Un rapport né de la consultation citoyenne
Le rapport de la Cour des comptes est le troisième des travaux publiés à l’issue de la consultation citoyenne lancée en 2022. Il constate que, depuis 2017, une forte demande sociale d’égalité entre les femmes et les hommes s’exprime, motivée par la persistance d’inégalités et concomitante de la montée en puissance du mouvement #MeToo.
Les violences faites aux femmes, notamment conjugales, « font l’objet d’une sensibilité particulière accentuée lors de la crise sanitaire ». Ce sujet a été déclaré grande cause du quinquennat en 2017 par le Président de la République. Mais pour la Cour, si cette déclaration a conduit à l’organisation de temps forts et à l’annonce de mesures, elle ne s’est toutefois pas traduite par la définition et la déclinaison d’une stratégie globale.
Des constats de déséquilibre dressés
La Cour signale d’abord l’absence d’une feuille de route unique et une approche réduite à un catalogue de mesures qui n’ont pas été consolidées. Certaines mesures sont parfois mal définies alors qu’elles sont censées répondre à des besoins eux-mêmes mal identifiés, sans calendrier précis ni critères d’évaluation… Les services chargés de la coordination, les services des droits des femmes et de l’égalité, n’ont pas de poids suffisant sur les ministères, inégalement investis en l’absence de rendez-vous interministériels. La déclinaison territoriale est aléatoire et enfin la culture de l’évaluation est encore peu présente.
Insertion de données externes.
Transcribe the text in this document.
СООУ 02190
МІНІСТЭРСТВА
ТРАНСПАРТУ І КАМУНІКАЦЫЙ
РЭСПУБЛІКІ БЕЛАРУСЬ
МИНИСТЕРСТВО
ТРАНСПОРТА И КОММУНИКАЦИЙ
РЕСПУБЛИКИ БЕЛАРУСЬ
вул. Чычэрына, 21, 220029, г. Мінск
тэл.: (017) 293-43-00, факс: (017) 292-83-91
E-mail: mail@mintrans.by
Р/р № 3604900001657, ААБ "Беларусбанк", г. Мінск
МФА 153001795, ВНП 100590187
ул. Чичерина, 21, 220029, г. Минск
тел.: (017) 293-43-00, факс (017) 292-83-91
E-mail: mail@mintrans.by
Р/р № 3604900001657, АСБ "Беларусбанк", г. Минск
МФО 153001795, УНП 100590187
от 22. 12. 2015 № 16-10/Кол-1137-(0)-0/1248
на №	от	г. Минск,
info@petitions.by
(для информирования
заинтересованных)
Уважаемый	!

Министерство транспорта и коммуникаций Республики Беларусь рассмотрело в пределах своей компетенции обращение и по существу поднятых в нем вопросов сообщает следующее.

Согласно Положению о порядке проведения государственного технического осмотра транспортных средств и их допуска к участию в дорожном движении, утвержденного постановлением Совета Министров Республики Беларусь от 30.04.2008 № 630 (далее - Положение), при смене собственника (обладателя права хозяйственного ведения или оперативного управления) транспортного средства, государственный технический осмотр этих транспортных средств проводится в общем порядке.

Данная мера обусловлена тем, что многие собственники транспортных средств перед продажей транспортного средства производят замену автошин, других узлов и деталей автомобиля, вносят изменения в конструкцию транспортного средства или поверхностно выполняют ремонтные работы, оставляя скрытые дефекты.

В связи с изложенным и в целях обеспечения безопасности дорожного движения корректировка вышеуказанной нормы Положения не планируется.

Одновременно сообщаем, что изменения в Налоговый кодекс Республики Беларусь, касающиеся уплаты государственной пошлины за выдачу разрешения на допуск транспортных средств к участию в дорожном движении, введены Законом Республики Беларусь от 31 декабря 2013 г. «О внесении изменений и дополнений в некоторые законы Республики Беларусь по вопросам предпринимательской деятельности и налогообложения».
Mais des avancées dans la lutte contre les violences conjugales et pour l’égalité professionnelle
La juridiction salue les avancées pour la protection des victimes (dispositifs d’écoute et d’accompagnement renforcés, téléphones grand danger distribués) et l’accompagnement des auteurs (création de centres de prise en charge des auteurs, port de bracelets antirapprochement). Mais elle regrette l’absence de mise en œuvre de mesures « pour faire évoluer les mentalités », comme celles relatives à la prévention axée sur l’éducation.
En matière d’égalité au travail, les progrès dans la réduction des inégalités dans le secteur privé restent « lents, malgré un arsenal législatif croissant depuis plusieurs décennies ». Quant au secteur public, la cour reconnait que l’égalité professionnelle a fait l’objet d’une mobilisation collective forte résultant notamment de l’obligation de concevoir un plan d’action concret, mais elle constate que l’égalité salariale progresse lentement. Des progrès ont été réalisés pour identifier les sources des écarts de rémunération, mais il reste à mieux comprendre les écarts en matière de primes et de promotions pour agir sur d’éventuelles discriminations. On sait depuis que l’égalité professionnelle est un des sujets inscrit à l’agenda social des partenaires sociaux de la Fonction publique.
Des exigences sur la lisibilité des moyens budgétaires
On ne sera pas surpris des exigences de la Cour sur les questions budgétaires. Si le programme Égalité entre les femmes et les hommes du budget de l’État de 2022 est supérieur de +139 % au budget de 2017 (53,2 millions d’euros de crédits exécutés en 2022 essentiellement pour financer les associations), la Cour signale que d’autres programmes budgétaires participent au financement de la politique d’égalité à hauteur de 2,4 milliards d’euros pour 2023 (en particulier dans les ministères).
La Cour apprécie cette hausse mais indique que les modalités de calcul sont parfois non précisées ou sujettes à caution et ne permettent pas d’identifier les crédits supplémentaires véritablement octroyés à cette politique.
En conclusion
L’État a annoncé le 8 mars 2023 un nouveau plan interministériel pour l’égalité entre les femmes et les hommes 2023-2027. Si certaines mesures sont agréées par la Cour, elle regrette la reproduction du même schéma consistant en annonces de principe censées répondre à des besoins encore mal identifiés. Elle réclame donc une véritable feuille de route assortie d’objectifs chiffrés. Pour la Cour des comptes, la réussite de ce nouveau plan sera fonction « de la capacité, d’une part, à tenir l’engagement d’en assurer le suivi au niveau interministériel le plus élevé et, d’autre part, à ne pas privilégier seulement les mesures de court terme ».